REPORT AND RECOMMENDATION

On November 10, 2011, Lee O. Crumbley, Jr. ("Plaintiff") applied for Supplemental Security Income ("SSI") under the Social Security Act ("Act"), alleging disability from two knee reconstruction surgeries, tears of the ACL and shoulder injuries, with an alleged onset date of November 1, 1998. The Social Security Administration ("SSA") denied Plaintiff's claims both initially and upon reconsideration. Thereafter, an Administrative Law Judge ("ALJ") denied Plaintiff's claims in a written decision and the Appeals Council denied Plaintiff's request for review, rendering the ALJ's decision the final decision of the Commissioner.

Plaintiff now seeks judicial review of the ALJ's decision pursuant to 42 U.S.C. § 405(g), arguing that the ALJ erred in assessing Plaintiff's residual function capacity ("RFC") and in posing an incomplete hypothetical to the Vocational Expert ("VE"). (Mem. in Supp. of Pl.'s Mot. for Summ. J. ("Pl.'s Mem.")(ECF No. 11) at 6-10.) This matter now comes before the Court for a Report and Recommendation pursuant to 28 U.S.C. § 636(b)(1)(B) on the parties' cross-motions for summary judgment, rendering the matter now ripe for review. For the reasons that follow, the Court recommends that Plaintiff's Motion for Summary Judgment (ECF No. 10) be DENIED, that Defendant's Motion for Summary Judgment (ECF No. 12) be GRANTED and that the final decision of the Commissioner be AFFIRMED.
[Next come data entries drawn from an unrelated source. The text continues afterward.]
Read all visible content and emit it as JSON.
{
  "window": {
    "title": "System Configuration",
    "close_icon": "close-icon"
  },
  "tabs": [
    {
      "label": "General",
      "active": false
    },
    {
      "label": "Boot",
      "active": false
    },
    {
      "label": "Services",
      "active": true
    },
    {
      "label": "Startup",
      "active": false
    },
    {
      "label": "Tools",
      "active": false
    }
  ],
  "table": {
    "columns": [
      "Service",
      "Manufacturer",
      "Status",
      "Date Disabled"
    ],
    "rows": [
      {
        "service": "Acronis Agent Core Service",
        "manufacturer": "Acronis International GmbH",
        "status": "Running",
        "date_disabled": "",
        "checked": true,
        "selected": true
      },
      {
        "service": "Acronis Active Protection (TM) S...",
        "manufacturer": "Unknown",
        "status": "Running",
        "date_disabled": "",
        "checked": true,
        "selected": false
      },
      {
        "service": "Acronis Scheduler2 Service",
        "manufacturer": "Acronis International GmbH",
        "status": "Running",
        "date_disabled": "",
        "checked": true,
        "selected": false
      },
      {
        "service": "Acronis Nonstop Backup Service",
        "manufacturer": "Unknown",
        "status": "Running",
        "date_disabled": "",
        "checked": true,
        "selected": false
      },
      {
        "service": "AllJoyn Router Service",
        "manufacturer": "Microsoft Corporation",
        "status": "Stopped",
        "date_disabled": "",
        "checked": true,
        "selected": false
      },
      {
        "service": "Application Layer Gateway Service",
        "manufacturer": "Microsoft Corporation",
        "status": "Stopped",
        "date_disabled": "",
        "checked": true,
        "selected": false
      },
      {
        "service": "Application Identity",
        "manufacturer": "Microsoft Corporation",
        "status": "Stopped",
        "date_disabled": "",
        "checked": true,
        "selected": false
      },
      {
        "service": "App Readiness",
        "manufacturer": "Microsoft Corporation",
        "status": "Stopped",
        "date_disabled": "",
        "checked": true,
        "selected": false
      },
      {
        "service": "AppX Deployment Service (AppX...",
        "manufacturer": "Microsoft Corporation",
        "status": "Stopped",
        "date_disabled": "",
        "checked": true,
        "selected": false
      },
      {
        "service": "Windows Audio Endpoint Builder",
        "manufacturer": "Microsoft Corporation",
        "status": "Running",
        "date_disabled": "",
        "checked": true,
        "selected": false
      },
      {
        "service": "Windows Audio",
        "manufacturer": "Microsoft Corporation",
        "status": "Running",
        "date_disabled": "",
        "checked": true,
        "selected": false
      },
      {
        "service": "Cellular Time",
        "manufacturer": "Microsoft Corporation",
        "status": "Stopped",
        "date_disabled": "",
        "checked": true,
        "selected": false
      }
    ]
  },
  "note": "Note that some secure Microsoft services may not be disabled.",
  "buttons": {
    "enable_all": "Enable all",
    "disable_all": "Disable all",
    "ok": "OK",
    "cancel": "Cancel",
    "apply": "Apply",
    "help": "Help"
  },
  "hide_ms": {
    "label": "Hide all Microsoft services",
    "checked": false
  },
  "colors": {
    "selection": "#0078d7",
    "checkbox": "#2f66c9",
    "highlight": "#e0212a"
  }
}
The administrative record in this case remains filed under seal, pursuant to E.D. Va. Loc. R. 5 and 7(C). In accordance with these Rules, the Court will endeavor to exclude any personal identifiers such as Plaintiff's social security number, the names of any minor children, dates of birth (except for year of birth), and any financial account numbers from its consideration of Plaintiff's arguments, and will further restrict its discussion of Plaintiff's medical information to only the extent necessary to properly analyze the case. --------

I. PROCEDURAL HISTORY

On November 10, 2011, Plaintiff filed an application for SSI with an alleged onset date of November 1, 1998. (R. at 181-89.) The SSA denied these claims initially on December 12, 2011, and again upon reconsideration on April 19, 2012. (R. at 97-101, 105-07.) At Plaintiff's written request, the ALJ held a hearing on January 7, 2014. (R. at 24-78.) On February 18, 2014, the ALJ issued a written opinion, denying Plaintiff's claims and concluding that Plaintiff did not qualify as disabled under the Act, because Plaintiff could perform work that existed in the national economy. (R. at 13-23.) On May 28, 2015, the Appeals Council denied Plaintiff's request for review, rendering the ALJ's decision the final decision of the Commissioner subject to review by this Court. (R. at 1-4.)

II. STANDARD OF REVIEW

In reviewing the Commissioner's decision to deny benefits, a court "will affirm the Social Security Administration's disability determination 'when an ALJ has applied correct legal standards and the ALJ's factual findings are supported by substantial evidence.'" Mascio v. Colvin, 780 F.3d 632, 634 (4th Cir. 2015) (quoting Bird v. Comm'r of Soc. Sec. Admin., 699 F.3d 337, 340 (4th Cir. 2012)). Substantial evidence requires more than a scintilla but less than a preponderance, and includes the kind of relevant evidence that a reasonable mind could accept as adequate to support a conclusion. Hancock v. Astrue, 667 F.3d 470, 472 (4th Cir. 2012); Craig v. Chater, 76 F.3d 585, 589 (4th Cir. 1996). To determine whether substantial evidence exists, the court must examine the record as a whole, but may not "undertake to re-weigh conflicting evidence, make credibility determinations, or substitute [its] judgment for that of the [ALJ]." Hancock, 667 F.3d at 472 (quoting Johnson v. Barnhart, 434 F.3d 650, 653 (4th Cir. 2005)). In considering the decision of the Commissioner based on the record as a whole, the court must "take into account whatever in the record fairly detracts from its weight." Breeden v. Weinberger, 493 F.2d 1002, 1007 (4th Cir. 1974) (quoting Universal Camera Corp. v. N.L.R.B., 340 U.S. 474, 488 (1951)). The Commissioner's findings as to any fact, if substantial evidence in the record supports the findings, bind the reviewing court to affirm regardless of whether the court disagrees with such findings. Hancock, 667 F.3d at 477. If substantial evidence in the record does not support the ALJ's determination or if the ALJ has made an error of law, the court must reverse the decision. Coffman v. Bowen, 829 F.2d 514, 517 (4th Cir. 1987).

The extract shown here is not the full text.